My tonal drawings and lithographs combine precise representation of everyday objects and environments with expressions of mood and psychological meaning. The subjects I deal with are household interiors and urban scenes that convey multiple levels of meaning about daily life, some apparent and some beneath the surface. Sofas express comfort and calm in a familiar environment but also have a sense of unease and forbidding. I heighten drama by depicting objects close up, emphasizing large abstract shapes, and contrasting lit surfaces with deep shadows. While there are no human figures, there is often the sense of an unseen observer who has just inhabited the scene or will soon appear. Sinks are bathed in light revealing surfaces of porcelain with metal faucets while pipes beneath are in shadow and connected to hidden areas behind walls and in basements. My sinks, pipes, and water towers are analogous to human bodies with internal plumbing; pipes are conduits of necessary fluid and waste and their operation cannot be consciously controlled. In my work, plumbing is a metaphor for much that goes on within our physical bodies and psyches, seen and unseen, felt and unfelt, efficient and problematic.
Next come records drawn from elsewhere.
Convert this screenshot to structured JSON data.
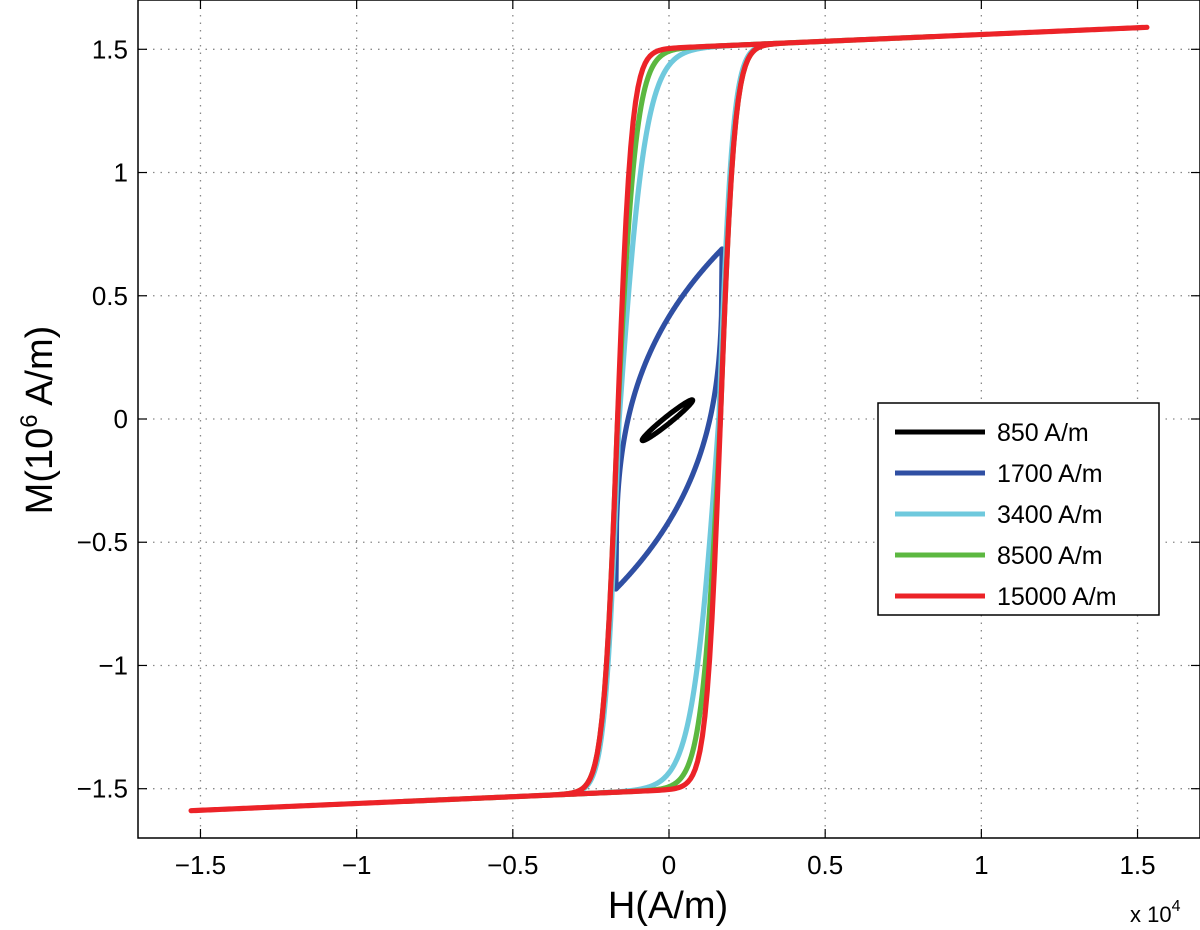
{
  "chart_data": {
    "type": "line",
    "xlabel": "H(A/m)",
    "ylabel_base": "M(10",
    "ylabel_exp": "6",
    "ylabel_rest": " A/m)",
    "x_multiplier_base": "x 10",
    "x_multiplier_exp": "4",
    "xlim": [
      -1.7,
      1.7
    ],
    "ylim": [
      -1.7,
      1.7
    ],
    "grid": true,
    "legend_position": "center-right",
    "x_ticks": [
      -1.5,
      -1,
      -0.5,
      0,
      0.5,
      1,
      1.5
    ],
    "x_tick_labels": [
      "−1.5",
      "−1",
      "−0.5",
      "0",
      "0.5",
      "1",
      "1.5"
    ],
    "y_ticks": [
      -1.5,
      -1,
      -0.5,
      0,
      0.5,
      1,
      1.5
    ],
    "y_tick_labels": [
      "−1.5",
      "−1",
      "−0.5",
      "0",
      "0.5",
      "1",
      "1.5"
    ],
    "series": [
      {
        "name": "850 A/m",
        "color": "#000000",
        "Hmax": 0.085,
        "Mmax": 0.085,
        "Hc": 0.08
      },
      {
        "name": "1700 A/m",
        "color": "#2f4fa3",
        "Hmax": 0.17,
        "Mmax": 0.69,
        "Hc": 0.15
      },
      {
        "name": "3400 A/m",
        "color": "#6fc9dd",
        "Hmax": 0.34,
        "Mmax": 1.5,
        "Hc": 0.16
      },
      {
        "name": "8500 A/m",
        "color": "#5cb840",
        "Hmax": 0.85,
        "Mmax": 1.55,
        "Hc": 0.165
      },
      {
        "name": "15000 A/m",
        "color": "#ec2328",
        "Hmax": 1.53,
        "Mmax": 1.59,
        "Hc": 0.165
      }
    ]
  }
}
I like the immediacy of tactile media: the expressive darks of charcoal, the sensation of lithographic crayon on stone, the fluidity of ink wash, the smooth surface of wax. Some images of sinks and plumbing are rendered in a wax resist technique combining paraffin, waterproof ink wash, compressed charcoal, and conte crayon. For tonal images, I do lithographic prints or use charcoal pencil on wove paper conveying the immediacy of surface textures, wool and velour fabric, firm wood, and interior walls. My use of black and white tones evokes old photographs, cinema, and a remembered past. I am interested in the objects themselves and in inviting observers to create color and meaning in their minds, much as readers of books imagine scenes painted by words and make them their own.
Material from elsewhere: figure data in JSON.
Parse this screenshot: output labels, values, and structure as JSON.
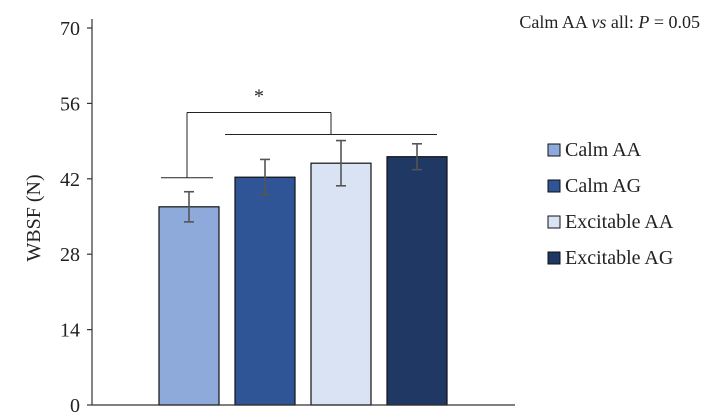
{
  "chart_data": {
    "type": "bar",
    "stat_note": {
      "prefix": "Calm AA ",
      "vs": "vs",
      "middle": " all: ",
      "p": "P",
      "suffix": " = 0.05"
    },
    "ylabel": "WBSF (N)",
    "ylim": [
      0,
      70
    ],
    "yticks": [
      0,
      14,
      28,
      42,
      56,
      70
    ],
    "grid": false,
    "legend_position": "right",
    "series": [
      {
        "name": "Calm AA",
        "value": 36.8,
        "error": 2.8,
        "color": "#8eaadb"
      },
      {
        "name": "Calm AG",
        "value": 42.3,
        "error": 3.3,
        "color": "#2f5597"
      },
      {
        "name": "Excitable AA",
        "value": 44.9,
        "error": 4.2,
        "color": "#dae3f3"
      },
      {
        "name": "Excitable AG",
        "value": 46.1,
        "error": 2.4,
        "color": "#203864"
      }
    ],
    "significance": {
      "label": "*"
    }
  }
}
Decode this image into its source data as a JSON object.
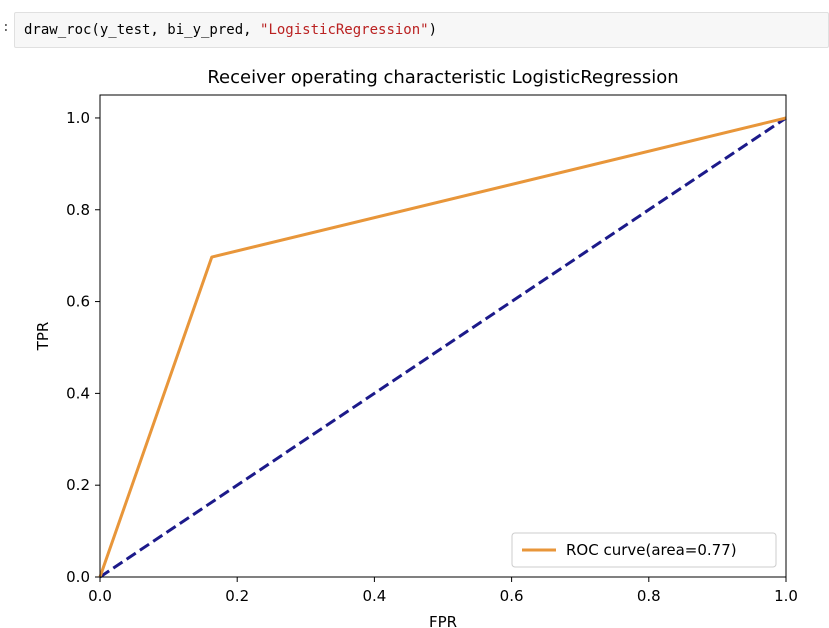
{
  "notebook": {
    "prompt": ":",
    "code": {
      "prefix": "draw_roc(y_test, bi_y_pred, ",
      "string_arg": "\"LogisticRegression\"",
      "suffix": ")"
    }
  },
  "colors": {
    "roc": "#e8963a",
    "diagonal": "#1c1a8a",
    "code_string": "#ba2121"
  },
  "chart_data": {
    "type": "line",
    "title": "Receiver operating characteristic LogisticRegression",
    "xlabel": "FPR",
    "ylabel": "TPR",
    "xlim": [
      0.0,
      1.0
    ],
    "ylim": [
      0.0,
      1.05
    ],
    "xticks": [
      "0.0",
      "0.2",
      "0.4",
      "0.6",
      "0.8",
      "1.0"
    ],
    "yticks": [
      "0.0",
      "0.2",
      "0.4",
      "0.6",
      "0.8",
      "1.0"
    ],
    "legend_position": "lower-right",
    "series": [
      {
        "name": "ROC curve(area=0.77)",
        "x": [
          0.0,
          0.163,
          1.0
        ],
        "y": [
          0.0,
          0.697,
          1.0
        ],
        "style": "solid",
        "color": "#e8963a"
      },
      {
        "x": [
          0.0,
          1.0
        ],
        "y": [
          0.0,
          1.0
        ],
        "style": "dashed",
        "color": "#1c1a8a"
      }
    ]
  }
}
In my previous career as an academic social historian, my subject was also everyday life. For thirty-odd years, my research, publications, and teaching centered on shedding new light on aspects of daily life that are taken-for-granted and thus often unnoticed and unexplored. My special concern was the history of women’s household and workplace experience, and later the history of ordinary men’s and women’s dress in public and private settings. As an artist I continue to explore ordinary objects and environments whose meanings are often hidden beneath the surface.